Le sketch de la douleur intercostale morte

[Dans un cabinet de médecine générale. Les gens se battent dans la salle d’attente pour un numéro de Gala de février 2008. Un homme, le stéthoscope autour du cou, en polo Lacoste vert pomme et jean noir traverse la salle d’attente à grands pas et rentre directement dans le cabinet du médecin en tirant le corps d’un homme obèse par le talon gauche. Le médecin est derrière son ordinateur, il vient juste d’envoyer une contribution à la discussion du lundi #hcsmeufr  » Comment le web 2.0 va très bientôt améliorer la relation médecin-malade ».]

MG: Quoi que, qui-donc? Vous pouvez pas attendre votre tour? Et qu’est-ce…. [en montrant l’homme mort].

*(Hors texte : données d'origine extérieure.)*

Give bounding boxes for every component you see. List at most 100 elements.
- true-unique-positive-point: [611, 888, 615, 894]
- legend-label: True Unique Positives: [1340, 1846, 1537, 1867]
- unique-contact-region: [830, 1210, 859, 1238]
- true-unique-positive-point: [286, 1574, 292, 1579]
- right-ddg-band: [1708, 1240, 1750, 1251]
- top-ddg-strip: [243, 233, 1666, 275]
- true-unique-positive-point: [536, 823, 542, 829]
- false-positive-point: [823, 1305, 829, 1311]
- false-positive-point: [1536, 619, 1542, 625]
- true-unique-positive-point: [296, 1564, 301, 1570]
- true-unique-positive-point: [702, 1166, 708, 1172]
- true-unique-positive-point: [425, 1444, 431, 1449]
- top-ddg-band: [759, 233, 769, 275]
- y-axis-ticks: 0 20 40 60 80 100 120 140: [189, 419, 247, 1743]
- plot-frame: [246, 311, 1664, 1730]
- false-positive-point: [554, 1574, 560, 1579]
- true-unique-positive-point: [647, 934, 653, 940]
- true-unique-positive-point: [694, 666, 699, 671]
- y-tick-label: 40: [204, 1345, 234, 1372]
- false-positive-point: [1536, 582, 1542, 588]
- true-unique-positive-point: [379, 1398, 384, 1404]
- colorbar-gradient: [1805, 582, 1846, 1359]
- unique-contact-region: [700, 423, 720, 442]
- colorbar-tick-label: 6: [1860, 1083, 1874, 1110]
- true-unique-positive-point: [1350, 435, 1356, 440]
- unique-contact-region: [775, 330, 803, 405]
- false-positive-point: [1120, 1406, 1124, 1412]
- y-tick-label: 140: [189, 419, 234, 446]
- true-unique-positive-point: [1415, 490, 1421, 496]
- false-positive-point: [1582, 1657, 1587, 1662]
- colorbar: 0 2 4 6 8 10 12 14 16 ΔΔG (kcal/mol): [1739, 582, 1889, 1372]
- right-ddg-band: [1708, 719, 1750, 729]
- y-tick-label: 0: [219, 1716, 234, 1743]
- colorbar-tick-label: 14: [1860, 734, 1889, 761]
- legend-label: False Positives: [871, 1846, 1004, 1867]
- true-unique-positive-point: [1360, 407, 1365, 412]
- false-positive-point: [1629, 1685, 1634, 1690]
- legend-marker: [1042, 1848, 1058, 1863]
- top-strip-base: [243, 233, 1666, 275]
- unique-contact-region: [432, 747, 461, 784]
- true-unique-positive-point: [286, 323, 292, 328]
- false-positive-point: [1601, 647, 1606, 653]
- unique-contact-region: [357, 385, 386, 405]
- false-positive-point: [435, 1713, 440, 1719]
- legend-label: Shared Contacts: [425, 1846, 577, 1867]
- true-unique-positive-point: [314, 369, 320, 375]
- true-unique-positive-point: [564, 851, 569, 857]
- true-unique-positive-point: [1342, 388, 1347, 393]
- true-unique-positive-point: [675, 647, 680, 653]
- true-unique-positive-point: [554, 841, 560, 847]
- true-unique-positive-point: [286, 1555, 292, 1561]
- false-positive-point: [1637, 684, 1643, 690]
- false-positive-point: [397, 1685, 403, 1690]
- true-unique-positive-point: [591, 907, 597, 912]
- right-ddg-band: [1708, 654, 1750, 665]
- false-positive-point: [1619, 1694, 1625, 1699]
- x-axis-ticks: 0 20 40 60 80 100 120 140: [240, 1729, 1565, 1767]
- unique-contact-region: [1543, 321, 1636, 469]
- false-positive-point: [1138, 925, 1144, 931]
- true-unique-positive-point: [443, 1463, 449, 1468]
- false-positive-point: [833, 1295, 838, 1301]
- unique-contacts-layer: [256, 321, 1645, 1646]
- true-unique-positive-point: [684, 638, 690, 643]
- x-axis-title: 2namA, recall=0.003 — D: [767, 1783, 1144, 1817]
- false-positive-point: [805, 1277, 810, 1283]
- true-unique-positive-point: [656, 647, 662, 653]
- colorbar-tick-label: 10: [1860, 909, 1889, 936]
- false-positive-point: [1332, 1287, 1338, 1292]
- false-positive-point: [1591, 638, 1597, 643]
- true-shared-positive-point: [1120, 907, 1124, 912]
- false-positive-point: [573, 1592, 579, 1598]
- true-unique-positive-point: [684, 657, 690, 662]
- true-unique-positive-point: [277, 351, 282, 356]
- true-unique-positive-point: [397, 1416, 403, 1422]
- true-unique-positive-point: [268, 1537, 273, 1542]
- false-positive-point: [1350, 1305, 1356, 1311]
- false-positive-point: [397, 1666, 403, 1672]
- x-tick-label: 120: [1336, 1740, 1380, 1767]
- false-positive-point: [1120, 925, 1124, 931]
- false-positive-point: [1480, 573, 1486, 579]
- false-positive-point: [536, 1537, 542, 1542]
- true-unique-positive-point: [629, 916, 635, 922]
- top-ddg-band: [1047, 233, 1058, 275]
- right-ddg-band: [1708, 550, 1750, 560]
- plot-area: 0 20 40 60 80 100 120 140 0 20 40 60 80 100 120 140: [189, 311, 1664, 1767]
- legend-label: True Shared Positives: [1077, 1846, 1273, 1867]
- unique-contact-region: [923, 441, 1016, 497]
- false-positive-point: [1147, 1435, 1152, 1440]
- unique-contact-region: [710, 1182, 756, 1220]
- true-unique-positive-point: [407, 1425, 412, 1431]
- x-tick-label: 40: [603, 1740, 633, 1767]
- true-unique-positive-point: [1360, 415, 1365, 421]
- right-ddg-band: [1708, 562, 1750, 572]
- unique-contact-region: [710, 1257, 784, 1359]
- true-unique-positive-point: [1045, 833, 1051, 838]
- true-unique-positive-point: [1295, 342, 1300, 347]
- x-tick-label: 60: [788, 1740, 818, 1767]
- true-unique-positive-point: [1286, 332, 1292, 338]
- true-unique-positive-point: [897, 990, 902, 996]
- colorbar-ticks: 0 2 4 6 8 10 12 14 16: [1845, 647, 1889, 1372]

Dr. S: Je suis le Dr. Stétho, et j’ai une réclamation au sujet de ce patient que vous m’avez adressé il y a 1/2 heure pour un avis cardiologique. #ppcs

MG: Enchanté de vous rencontrer ! Ah oui, le névralgique! [en jetant un œil sur le corps] Qu’est-ce qui lui arrive encore?

Dr.S: Et bien, vous pouvez le constater vous-même, ce qui ne va pas, ce patient est mort.

MG: Naaaan, il dort paisiblement.

Dr. [incrédule] Je sais reconnaître un homme mort quand j’en vois un, et celui-là en est un.

MG: Je vous dis qu’il dort. Cas clinique intéressant, cette névralgie intercostale d’effort, n’est-ce pas, cher confrère?

Dr. S: Je ne pense pas qu’il ait eu une simple névralgie, par contre, il est parfaitement mort.

MG: Je suis certain qu’il dort…

Dr. S: [en secouant la jambe du patient et en hurlant vers sa tête] Bonjour chez vous Monsieur Patient, j’ai trois cartouches de Marlboro fraîchement achetée à Noailles* pour vous! Marl-boro! Marl-boro!

MG: [il secoue, sans en avoir l’air, le bras du patient] Regardez, il a bougé, je vous avais dit qu’il dormait!

Dr. S: Vous l’avez touché!

MG: Non!

Dr. S: [Secouant un peu plus violemment la jambe du patient] Il est totalement mort, je l’ai traîné par le pied à travers la rue jusqu’à votre cabinet, et il n’a pas exprimé la moindre petite plainte!

MG: Il est assommé! Vous l’avez assommé!

Dr. S: Non! Il était déjà mort quand je l’ai vu pour la première fois, assis dans ma salle d’attente. Il ne tenait sur sa chaise que parce que quelqu’un, peut-être vous, avait punaisé ses vêtements au dossier en imitation osier.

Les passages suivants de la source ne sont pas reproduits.